Why does the most important book of the Torah, the book of Exodus that details our people’s liberation from Egypt and tells the story that we recount at our Passover Seders begin with the most ordinary list of names?
“These are the names of the sons of Israel who came to Egypt with Jacob, each coming with his household: Reuben, Simeon, Levi, and Judah; Issachar, Zebulun, and Benjamin; Dan and Naphtali, Gad and Asher. The total number of persons that were of Jacob’s issue came to seventy, Joseph being already in Egypt.” (Exodus 1) Certainly a more dramatic introduction could have been written.
Then again remarkable stories sometimes begin with the most mundane and seemingly ordinary opening lines. “Call me Ishmael.” is among the most famous of such opening lines. It begins the epic story of Herman Melville’s Moby Dick. The Torah however is more than a literary masterpiece. Each word, every sentence, suggests a lesson. Every nuance points to a teaching.
And so we learn that every story must begin by honoring those who came before us. The Talmud for example expends great effort discussing which rabbi authored an opinion. Before even beginning a debate the Talmud’s discussion frequently digresses to questions about authorship. “Did not Rabbi Michael Moskowitz say in the name of Rabbi Steven Moskowitz? Others say it was Rabbi Susie Moskowitz in the name of Rabbi Michael Moskowitz.”
Before we can march forward we must remember and honor those who came before us.

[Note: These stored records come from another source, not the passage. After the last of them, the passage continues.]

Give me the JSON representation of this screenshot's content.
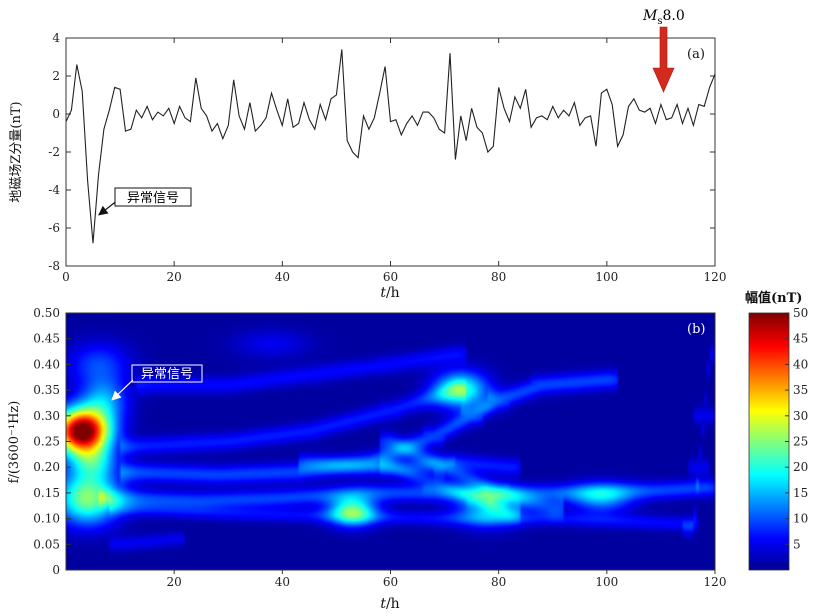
{
  "chart_data": [
    {
      "type": "line",
      "panel_label": "(a)",
      "ylabel": "地磁场Z分量(nT)",
      "xlabel_italic": "t",
      "xlabel_rest": "/h",
      "xlim": [
        0,
        120
      ],
      "ylim": [
        -8,
        4
      ],
      "x_ticks": [
        "0",
        "20",
        "40",
        "60",
        "80",
        "100",
        "120"
      ],
      "y_ticks": [
        "4",
        "2",
        "0",
        "-2",
        "-4",
        "-6",
        "-8"
      ],
      "series": [
        {
          "x": [
            0,
            1,
            2,
            3,
            4,
            5,
            6,
            7,
            8,
            9,
            10,
            11,
            12,
            13,
            14,
            15,
            16,
            17,
            18,
            19,
            20,
            21,
            22,
            23,
            24,
            25,
            26,
            27,
            28,
            29,
            30,
            31,
            32,
            33,
            34,
            35,
            36,
            37,
            38,
            39,
            40,
            41,
            42,
            43,
            44,
            45,
            46,
            47,
            48,
            49,
            50,
            51,
            52,
            53,
            54,
            55,
            56,
            57,
            58,
            59,
            60,
            61,
            62,
            63,
            64,
            65,
            66,
            67,
            68,
            69,
            70,
            71,
            72,
            73,
            74,
            75,
            76,
            77,
            78,
            79,
            80,
            81,
            82,
            83,
            84,
            85,
            86,
            87,
            88,
            89,
            90,
            91,
            92,
            93,
            94,
            95,
            96,
            97,
            98,
            99,
            100,
            101,
            102,
            103,
            104,
            105,
            106,
            107,
            108,
            109,
            110,
            111,
            112,
            113,
            114,
            115,
            116,
            117,
            118,
            119,
            120
          ],
          "y": [
            -0.4,
            0.2,
            2.6,
            1.2,
            -3.5,
            -6.8,
            -3.2,
            -0.8,
            0.2,
            1.4,
            1.3,
            -0.9,
            -0.8,
            0.2,
            -0.2,
            0.4,
            -0.3,
            0.1,
            -0.1,
            0.3,
            -0.5,
            0.4,
            -0.2,
            -0.4,
            1.9,
            0.3,
            -0.1,
            -0.9,
            -0.5,
            -1.3,
            -0.6,
            1.8,
            -0.1,
            -0.8,
            0.6,
            -0.9,
            -0.6,
            -0.2,
            1.1,
            0.2,
            -0.6,
            0.8,
            -0.7,
            -0.5,
            0.6,
            -0.3,
            -0.8,
            0.5,
            -0.3,
            0.8,
            1.0,
            3.4,
            -1.4,
            -2.0,
            -2.3,
            -0.1,
            -0.8,
            -0.2,
            1.1,
            2.5,
            -0.4,
            -0.3,
            -1.1,
            -0.5,
            -0.1,
            -0.6,
            0.1,
            0.1,
            -0.2,
            -0.8,
            -1.0,
            3.2,
            -2.4,
            -0.1,
            -1.4,
            0.3,
            -0.7,
            -1.0,
            -2.0,
            -1.7,
            1.4,
            0.3,
            -0.4,
            0.9,
            0.3,
            1.3,
            -0.7,
            -0.2,
            -0.1,
            -0.3,
            0.4,
            -0.2,
            0.2,
            -0.1,
            0.6,
            -0.6,
            -0.2,
            -0.1,
            -1.7,
            1.1,
            1.3,
            0.5,
            -1.7,
            -1.1,
            0.4,
            0.8,
            0.2,
            0.1,
            0.3,
            -0.5,
            0.5,
            -0.3,
            -0.2,
            0.5,
            -0.5,
            0.3,
            -0.6,
            0.5,
            0.4,
            1.4,
            2.1
          ]
        }
      ],
      "annotations": [
        {
          "text": "异常信号",
          "x": 5,
          "y": -6.8
        },
        {
          "text_main": "M",
          "text_sub": "s",
          "text_tail": "8.0",
          "x": 111,
          "y": 1.0,
          "arrow_color": "#d42a1e"
        }
      ]
    },
    {
      "type": "heatmap",
      "panel_label": "(b)",
      "ylabel": "f/(3600⁻¹Hz)",
      "xlabel_italic": "t",
      "xlabel_rest": "/h",
      "xlim": [
        0,
        120
      ],
      "ylim": [
        0,
        0.5
      ],
      "x_ticks": [
        "20",
        "40",
        "60",
        "80",
        "100",
        "120"
      ],
      "y_ticks": [
        "0.50",
        "0.45",
        "0.40",
        "0.35",
        "0.30",
        "0.25",
        "0.20",
        "0.15",
        "0.10",
        "0.05",
        "0"
      ],
      "colorbar": {
        "title": "幅值(nT)",
        "range": [
          0,
          50
        ],
        "ticks": [
          "50",
          "45",
          "40",
          "35",
          "30",
          "25",
          "20",
          "15",
          "10",
          "5"
        ]
      },
      "blobs": [
        {
          "t": 3,
          "f": 0.27,
          "amp": 52,
          "st": 3.5,
          "sf": 0.03
        },
        {
          "t": 4,
          "f": 0.14,
          "amp": 24,
          "st": 4,
          "sf": 0.035
        },
        {
          "t": 5,
          "f": 0.21,
          "amp": 14,
          "st": 3,
          "sf": 0.025
        },
        {
          "t": 7,
          "f": 0.33,
          "amp": 12,
          "st": 3,
          "sf": 0.03
        },
        {
          "t": 6,
          "f": 0.4,
          "amp": 8,
          "st": 4,
          "sf": 0.03
        },
        {
          "t": 53,
          "f": 0.115,
          "amp": 22,
          "st": 3,
          "sf": 0.02
        },
        {
          "t": 73,
          "f": 0.35,
          "amp": 20,
          "st": 3.5,
          "sf": 0.025
        },
        {
          "t": 78,
          "f": 0.12,
          "amp": 13,
          "st": 4,
          "sf": 0.025
        },
        {
          "t": 99,
          "f": 0.14,
          "amp": 12,
          "st": 4,
          "sf": 0.02
        },
        {
          "t": 38,
          "f": 0.44,
          "amp": 4,
          "st": 5,
          "sf": 0.02
        }
      ],
      "ridges": [
        {
          "pts": [
            [
              8,
              0.14
            ],
            [
              25,
              0.135
            ],
            [
              40,
              0.14
            ],
            [
              55,
              0.15
            ],
            [
              70,
              0.15
            ],
            [
              90,
              0.15
            ],
            [
              110,
              0.155
            ],
            [
              118,
              0.16
            ]
          ],
          "amp": 8,
          "w": 0.012
        },
        {
          "pts": [
            [
              10,
              0.12
            ],
            [
              30,
              0.11
            ],
            [
              50,
              0.105
            ],
            [
              70,
              0.1
            ],
            [
              90,
              0.1
            ],
            [
              115,
              0.09
            ]
          ],
          "amp": 5,
          "w": 0.01
        },
        {
          "pts": [
            [
              12,
              0.19
            ],
            [
              28,
              0.185
            ],
            [
              42,
              0.19
            ],
            [
              56,
              0.21
            ],
            [
              68,
              0.26
            ],
            [
              75,
              0.3
            ],
            [
              80,
              0.33
            ],
            [
              88,
              0.36
            ],
            [
              100,
              0.37
            ]
          ],
          "amp": 8,
          "w": 0.013
        },
        {
          "pts": [
            [
              12,
              0.24
            ],
            [
              30,
              0.25
            ],
            [
              45,
              0.27
            ],
            [
              60,
              0.31
            ],
            [
              72,
              0.35
            ]
          ],
          "amp": 6,
          "w": 0.012
        },
        {
          "pts": [
            [
              15,
              0.36
            ],
            [
              30,
              0.36
            ],
            [
              45,
              0.38
            ],
            [
              60,
              0.4
            ],
            [
              72,
              0.42
            ]
          ],
          "amp": 5,
          "w": 0.012
        },
        {
          "pts": [
            [
              60,
              0.25
            ],
            [
              70,
              0.2
            ],
            [
              80,
              0.15
            ],
            [
              90,
              0.12
            ]
          ],
          "amp": 7,
          "w": 0.013
        },
        {
          "pts": [
            [
              60,
              0.2
            ],
            [
              68,
              0.17
            ],
            [
              76,
              0.14
            ],
            [
              82,
              0.11
            ]
          ],
          "amp": 6,
          "w": 0.012
        },
        {
          "pts": [
            [
              45,
              0.21
            ],
            [
              55,
              0.2
            ],
            [
              63,
              0.2
            ],
            [
              72,
              0.21
            ],
            [
              82,
              0.2
            ]
          ],
          "amp": 6,
          "w": 0.012
        },
        {
          "pts": [
            [
              10,
              0.05
            ],
            [
              20,
              0.06
            ]
          ],
          "amp": 4,
          "w": 0.01
        },
        {
          "pts": [
            [
              116,
              0.08
            ],
            [
              117,
              0.2
            ],
            [
              118,
              0.3
            ],
            [
              119,
              0.42
            ]
          ],
          "amp": 4,
          "w": 0.012
        }
      ],
      "annotations": [
        {
          "text": "异常信号",
          "x": 9,
          "y": 0.31
        }
      ]
    }
  ]
}
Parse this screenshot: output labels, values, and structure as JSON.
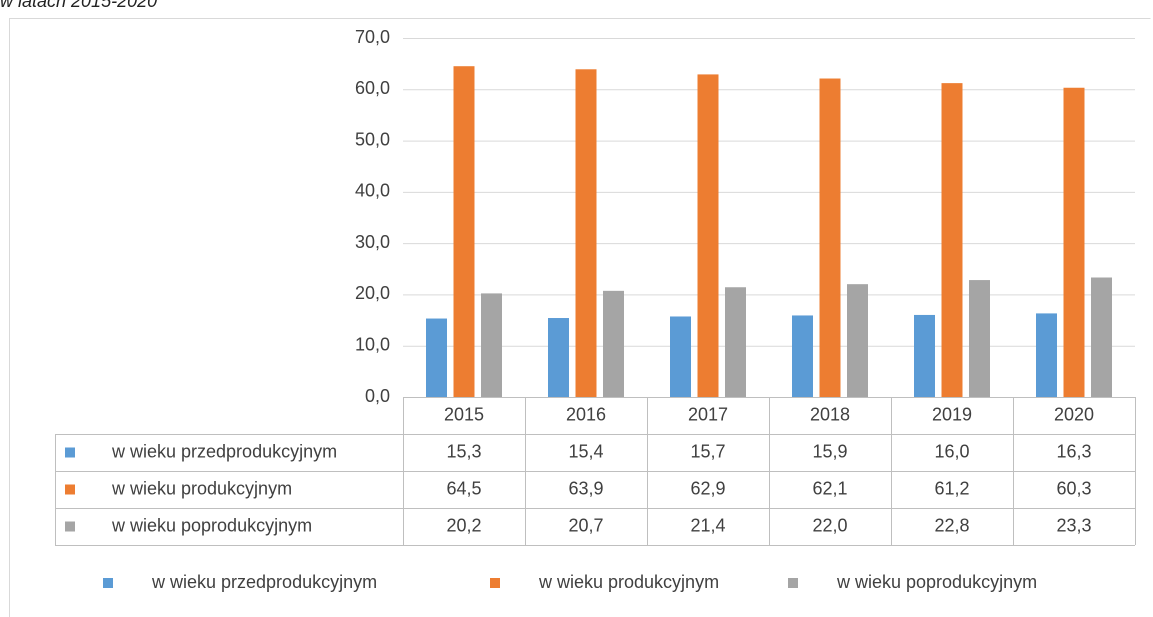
{
  "caption": "w latach 2015-2020",
  "chart_data": {
    "type": "bar",
    "categories": [
      "2015",
      "2016",
      "2017",
      "2018",
      "2019",
      "2020"
    ],
    "series": [
      {
        "name": "w wieku przedprodukcyjnym",
        "color": "#5b9bd5",
        "values": [
          15.3,
          15.4,
          15.7,
          15.9,
          16.0,
          16.3
        ],
        "value_labels": [
          "15,3",
          "15,4",
          "15,7",
          "15,9",
          "16,0",
          "16,3"
        ]
      },
      {
        "name": "w wieku produkcyjnym",
        "color": "#ed7d31",
        "values": [
          64.5,
          63.9,
          62.9,
          62.1,
          61.2,
          60.3
        ],
        "value_labels": [
          "64,5",
          "63,9",
          "62,9",
          "62,1",
          "61,2",
          "60,3"
        ]
      },
      {
        "name": "w wieku poprodukcyjnym",
        "color": "#a5a5a5",
        "values": [
          20.2,
          20.7,
          21.4,
          22.0,
          22.8,
          23.3
        ],
        "value_labels": [
          "20,2",
          "20,7",
          "21,4",
          "22,0",
          "22,8",
          "23,3"
        ]
      }
    ],
    "ylim": [
      0,
      70
    ],
    "yticks": [
      {
        "value": 0,
        "label": "0,0"
      },
      {
        "value": 10,
        "label": "10,0"
      },
      {
        "value": 20,
        "label": "20,0"
      },
      {
        "value": 30,
        "label": "30,0"
      },
      {
        "value": 40,
        "label": "40,0"
      },
      {
        "value": 50,
        "label": "50,0"
      },
      {
        "value": 60,
        "label": "60,0"
      },
      {
        "value": 70,
        "label": "70,0"
      }
    ],
    "grid": true,
    "legend": "bottom"
  }
}
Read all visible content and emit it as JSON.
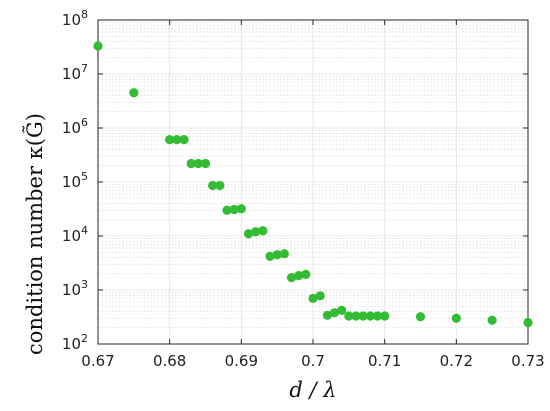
{
  "chart_data": {
    "type": "scatter",
    "xlabel": "d / λ",
    "ylabel": "condition number κ(G̃)",
    "xlim": [
      0.67,
      0.73
    ],
    "ylim": [
      100,
      100000000
    ],
    "yscale": "log",
    "grid": true,
    "legend": "none",
    "color": "#33bb33",
    "xticks": [
      0.67,
      0.68,
      0.69,
      0.7,
      0.71,
      0.72,
      0.73
    ],
    "xtick_labels": [
      "0.67",
      "0.68",
      "0.69",
      "0.7",
      "0.71",
      "0.72",
      "0.73"
    ],
    "yticks": [
      {
        "value": 100,
        "mantissa": "10",
        "exp": "2"
      },
      {
        "value": 1000,
        "mantissa": "10",
        "exp": "3"
      },
      {
        "value": 10000,
        "mantissa": "10",
        "exp": "4"
      },
      {
        "value": 100000,
        "mantissa": "10",
        "exp": "5"
      },
      {
        "value": 1000000,
        "mantissa": "10",
        "exp": "6"
      },
      {
        "value": 10000000,
        "mantissa": "10",
        "exp": "7"
      },
      {
        "value": 100000000,
        "mantissa": "10",
        "exp": "8"
      }
    ],
    "points": [
      {
        "x": 0.67,
        "y": 33000000
      },
      {
        "x": 0.675,
        "y": 4500000
      },
      {
        "x": 0.68,
        "y": 610000
      },
      {
        "x": 0.681,
        "y": 610000
      },
      {
        "x": 0.682,
        "y": 610000
      },
      {
        "x": 0.683,
        "y": 220000
      },
      {
        "x": 0.684,
        "y": 220000
      },
      {
        "x": 0.685,
        "y": 220000
      },
      {
        "x": 0.686,
        "y": 86000
      },
      {
        "x": 0.687,
        "y": 86000
      },
      {
        "x": 0.688,
        "y": 30000
      },
      {
        "x": 0.689,
        "y": 31000
      },
      {
        "x": 0.69,
        "y": 32000
      },
      {
        "x": 0.691,
        "y": 11000
      },
      {
        "x": 0.692,
        "y": 12000
      },
      {
        "x": 0.693,
        "y": 12500
      },
      {
        "x": 0.694,
        "y": 4200
      },
      {
        "x": 0.695,
        "y": 4500
      },
      {
        "x": 0.696,
        "y": 4700
      },
      {
        "x": 0.697,
        "y": 1700
      },
      {
        "x": 0.698,
        "y": 1850
      },
      {
        "x": 0.699,
        "y": 1950
      },
      {
        "x": 0.7,
        "y": 700
      },
      {
        "x": 0.701,
        "y": 780
      },
      {
        "x": 0.702,
        "y": 340
      },
      {
        "x": 0.703,
        "y": 380
      },
      {
        "x": 0.704,
        "y": 420
      },
      {
        "x": 0.705,
        "y": 330
      },
      {
        "x": 0.706,
        "y": 330
      },
      {
        "x": 0.707,
        "y": 330
      },
      {
        "x": 0.708,
        "y": 330
      },
      {
        "x": 0.709,
        "y": 330
      },
      {
        "x": 0.71,
        "y": 330
      },
      {
        "x": 0.715,
        "y": 320
      },
      {
        "x": 0.72,
        "y": 300
      },
      {
        "x": 0.725,
        "y": 275
      },
      {
        "x": 0.73,
        "y": 250
      }
    ]
  }
}
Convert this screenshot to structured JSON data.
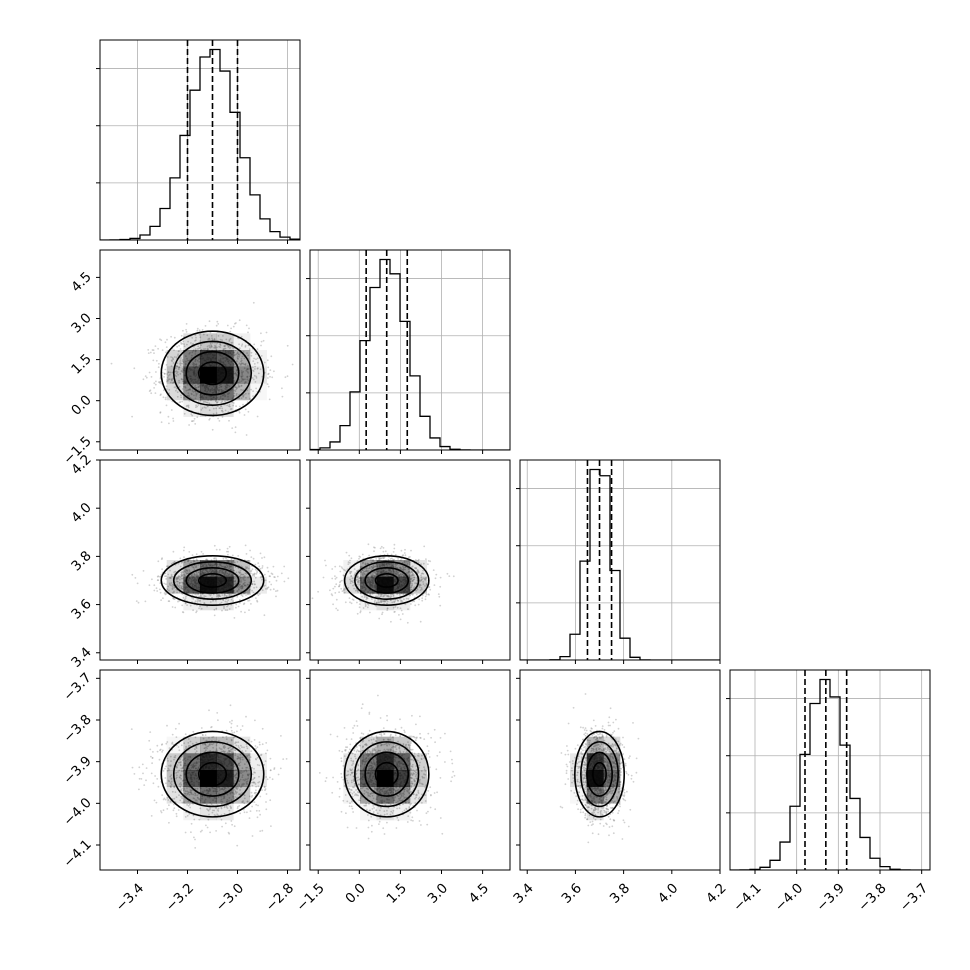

Naming those who preceded us begins our story; it solidifies the lesson. We give honor to our predecessors. The secret to redemption, which is the theme of the Book of Exodus, turns on remembrance. Zachor, the command to remember, is a core Jewish belief. Forgetfulness on the other hand leads to ruin.
The story continues. “A new king arose over Egypt who did not know Joseph.” Pharaoh erases history. He forgets Joseph and the good he performed for Egypt. Pharaoh’s forgetfulness leads to our suffering.
Our salvation begins with remembrance. “God heard the Israelites’ moaning, and God remembered His covenant with Abraham and Isaac and Jacob.” (Exodus 2) God remembers the promise made in prior generations, the pledge made to our forefathers. Pharaoh forgets. We suffer. God remembers. God names Abraham, Isaac and Jacob. And we are redeemed.
The names become intertwined. The story unfolds.
The Exodus story hinges on the names we recount. In Hebrew the Book is called Shemot—Names. We name the children of Israel. And so begins the story of our redemption.
Our most important story, the story of our freedom from Egypt, begins with the recounting of names. We in turn begin the telling of our own history by naming our parents and grandparents. We recall our ancestors. Only by naming those who came before us can we find redemption and write a better future.
A prayer. We are saddened that once again we have witnessed another barbaric terrorist attack. Terrorism continues to strike at Western values. We mourn the murders of twelve people at the French magazine, Charlie Hedbo. We mourn the cartoonists, writers, editors and police officers. We pray for healing for those injured in the attack. We pray: may terrorism fail in its intent to strike fear in our hearts. May we instead find the strength to renew our faith in the values we hold dear: democracy, pluralism and freedom of the press.